The one organisation that is taking it seriously and putting some of their money behind it (sorry, UK TV license payers money) is the dear old BBC.
Digital-Lifestytles has been keeping a close watch on iMP through each stage of its development from its initial announcement by Ashley Highfield at the Digital-Lifestyles theme day at IBC in 2003, through our uncovering that all of its content would be DRM protected back in Feb 2004, to the announcement of the trial, back in May this year.
I’ve been lucky enough to be one of the trialists for the iMP (that’s integrated media player not interactive as so many insist on calling it) and I can tell you it’s not at all bad. Viewing TV on a PC screen is not ideal and that has probably influenced the programmes I’ve chosen – largely factual and quiz.
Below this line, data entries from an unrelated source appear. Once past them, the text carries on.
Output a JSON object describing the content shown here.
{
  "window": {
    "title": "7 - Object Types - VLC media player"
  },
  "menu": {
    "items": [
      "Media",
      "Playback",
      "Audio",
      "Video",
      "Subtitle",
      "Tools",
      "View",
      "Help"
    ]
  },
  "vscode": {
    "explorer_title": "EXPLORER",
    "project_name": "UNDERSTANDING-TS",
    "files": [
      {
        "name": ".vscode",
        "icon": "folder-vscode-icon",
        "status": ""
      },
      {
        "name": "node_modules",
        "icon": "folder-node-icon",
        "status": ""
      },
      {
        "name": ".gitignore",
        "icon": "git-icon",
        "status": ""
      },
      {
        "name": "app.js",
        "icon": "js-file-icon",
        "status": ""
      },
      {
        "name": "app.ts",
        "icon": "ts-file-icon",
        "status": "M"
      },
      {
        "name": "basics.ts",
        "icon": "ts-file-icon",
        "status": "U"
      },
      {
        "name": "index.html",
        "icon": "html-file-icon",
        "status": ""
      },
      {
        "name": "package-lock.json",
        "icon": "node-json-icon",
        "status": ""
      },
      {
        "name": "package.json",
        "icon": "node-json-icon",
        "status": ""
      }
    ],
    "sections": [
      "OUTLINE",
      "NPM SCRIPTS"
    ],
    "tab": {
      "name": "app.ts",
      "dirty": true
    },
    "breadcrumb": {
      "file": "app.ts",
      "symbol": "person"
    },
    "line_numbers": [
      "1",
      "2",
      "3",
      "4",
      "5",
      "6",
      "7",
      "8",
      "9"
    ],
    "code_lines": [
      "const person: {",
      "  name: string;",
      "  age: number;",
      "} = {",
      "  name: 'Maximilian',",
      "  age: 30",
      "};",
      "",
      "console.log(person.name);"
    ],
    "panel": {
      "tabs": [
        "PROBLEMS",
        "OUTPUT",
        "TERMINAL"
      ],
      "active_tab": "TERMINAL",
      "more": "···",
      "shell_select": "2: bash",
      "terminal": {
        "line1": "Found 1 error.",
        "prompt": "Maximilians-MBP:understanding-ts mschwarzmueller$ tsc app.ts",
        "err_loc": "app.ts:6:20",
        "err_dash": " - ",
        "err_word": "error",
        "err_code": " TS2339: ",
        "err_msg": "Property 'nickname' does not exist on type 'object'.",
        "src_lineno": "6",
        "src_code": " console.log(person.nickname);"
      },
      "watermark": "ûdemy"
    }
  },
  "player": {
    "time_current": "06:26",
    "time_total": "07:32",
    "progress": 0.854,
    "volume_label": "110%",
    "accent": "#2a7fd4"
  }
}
The BBC counters that, a ‘box’, is under development to port the output to your domestic telly and reminds us that it’s already possible to view the content on a selection of mobile devices.
Despite the somewhat limited selection of programmes, which I’m told is largely down to copyright issues, it seems a positive move for a public sector broadcaster actually providing a service and solving the ‘problem’ of letting you see a programme you forgot to record or you later discover is worth viewing.
The operation, as you’d expect from a Microsoft product is ‘workperson-like’ ,if rather un-exciting, but to all intents and purposes, to those with an always-on connection, downloading the content is free. The technology that allows programmes to be downloaded in faster than real time on a 2mb connection is a completely legal (I’m told) peer to peer application – everyone who is running the trial software, shares their content with other on the trial, without their having to do anything.
The built-in DRM expires the programmes after seven days which, when compared to the analogue world, I haven’t noticed happening on my VHS tapes. It’s been necessary to quell the agonies protested by the copyright owners.
The BBC is thinking beyond the present Windows-only solution. Speaking recently in London the BBC’s Project Director for iMP Ben Lavender reinforced the BBC philosophy of platform agnosticism and spoke of the desire to work on Apple and Linux solutions when DRM issues can be satisfactorily dealt with.
For commercial broadcasters there’s an over-riding issue to deal with, should they choose to get involved. How would they deal with the ease which you can move through spot advertising, remains to be seen but that’s an issue they’re’ going to have to face soon one way or another.
My verdict – I give it a thumbs up as long as a large enough library of content can be made available. For drama and the like, I’d want an easy method of outputting to the living room TV.